There are more than 200 ethnic groups in Congo, most of which belong to the Bantu. There is significant migration, but conflict and poor infrastructure make it difficult to make accurate estimates. The large mines attract many migrant workers from neighboring countries and other parts of Africa.

French is the official language of Congo and plays a role as the lingua franca spoken in much of the country. About half of the population can read and write French, with a higher share in the major cities. In total, more than 240 languages ​​are spoken in Congo, of which 4 have national language status, Kituba, Lingala, Tshiluba and Swahili. During the Belgian colonial period, the native languages ​​continued to be taught, an exception in the European colonization of Africa.

Economy

Congo is one of the least developed countries in the world, but it has huge reserves of raw materials. Mining plays an important role in the economy and provides a large part of public finances. In 2005, 90% of the income came from mining. Congo has structurally the lowest or one of the lowest incomes in the world. The development of the economy is hampered by very poor infrastructure, internal conflict and political instability.

History

Before European colonization, there were several kingdoms in the basin of the Congo River. In the 1870s, the first European expeditions into the interior of the Congo were carried out, at the behest of King Leopold II of Belgium. In 1885 the area became his personal property, and it was renamed the Congo Free State. Millions of Congolese died during that period due to the introduction of diseases to which they were not immune. In 1908, the government of Belgium annexed the Free State, after which it became a Belgian colony.

Congo was directly involved in World War I, as Germany had adjacent colonies in East Africa. Most battles took place in 1916 and 1917. After the First World War, Belgium also received a mandate over Ruanda-Urundi, which borders the Congo. Congo was developed to a limited extent under Belgian administration, the impenetrable jungle and great distances made the development of the colony more difficult. Contrary to most French colonies, hardly any road network was developed in Congo. Belgian Congo was one of the few European colonies in Africa where indigenous languages ​​were taught in schools.

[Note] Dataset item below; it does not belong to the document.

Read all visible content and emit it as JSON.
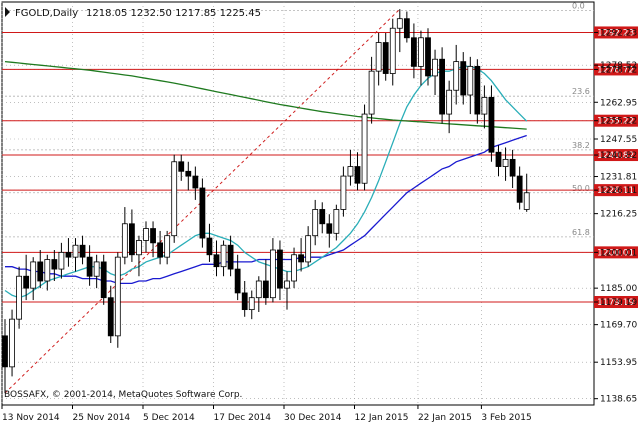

In 1960 Congo became independent from Belgium, after which it renamed itself the Republic of Congo. On the other side of the Congo River, however, there was also a French colony that took that name after independence, so that Congo-Léopoldville and Congo-Brazzaville were often used to distinguish between the two countries. Immediately after independence, conflict and power struggles broke out. Mobutu came to power in 1965 and renamed the country the Democratic Republic of the Congo and Zaire in 1971. Mobutu developed into a dictator and was in power until 1997. Mobutu originally had the support of the United Statesbecause of its anti-communism, a problem that led to a decades-long civil war in neighboring Angola. Under Mobutu, Zaire had some stability for a long time, although it was a repressive regime.

In 1996, the first Congo War broke out, when small neighbors Rwanda and Uganda invaded Zaire to gain control over mining and raw materials. The conflict took place mainly in the isolated east of the country, which was notoriously difficult to control from Kinshasa. At the end of the war, Mobutu was deposed and rebel leader Kabila came to power, who renamed the country the Democratic Republic of the Congo. In 1998, the Second Congo War, also known as the World War of Africa, broke out. Ultimately, 9 countries and 25 armed groups became involved in the conflict, killing millions not only from violence but also from disease and famine. Kabila was assassinated in 2001, after which his son came to power.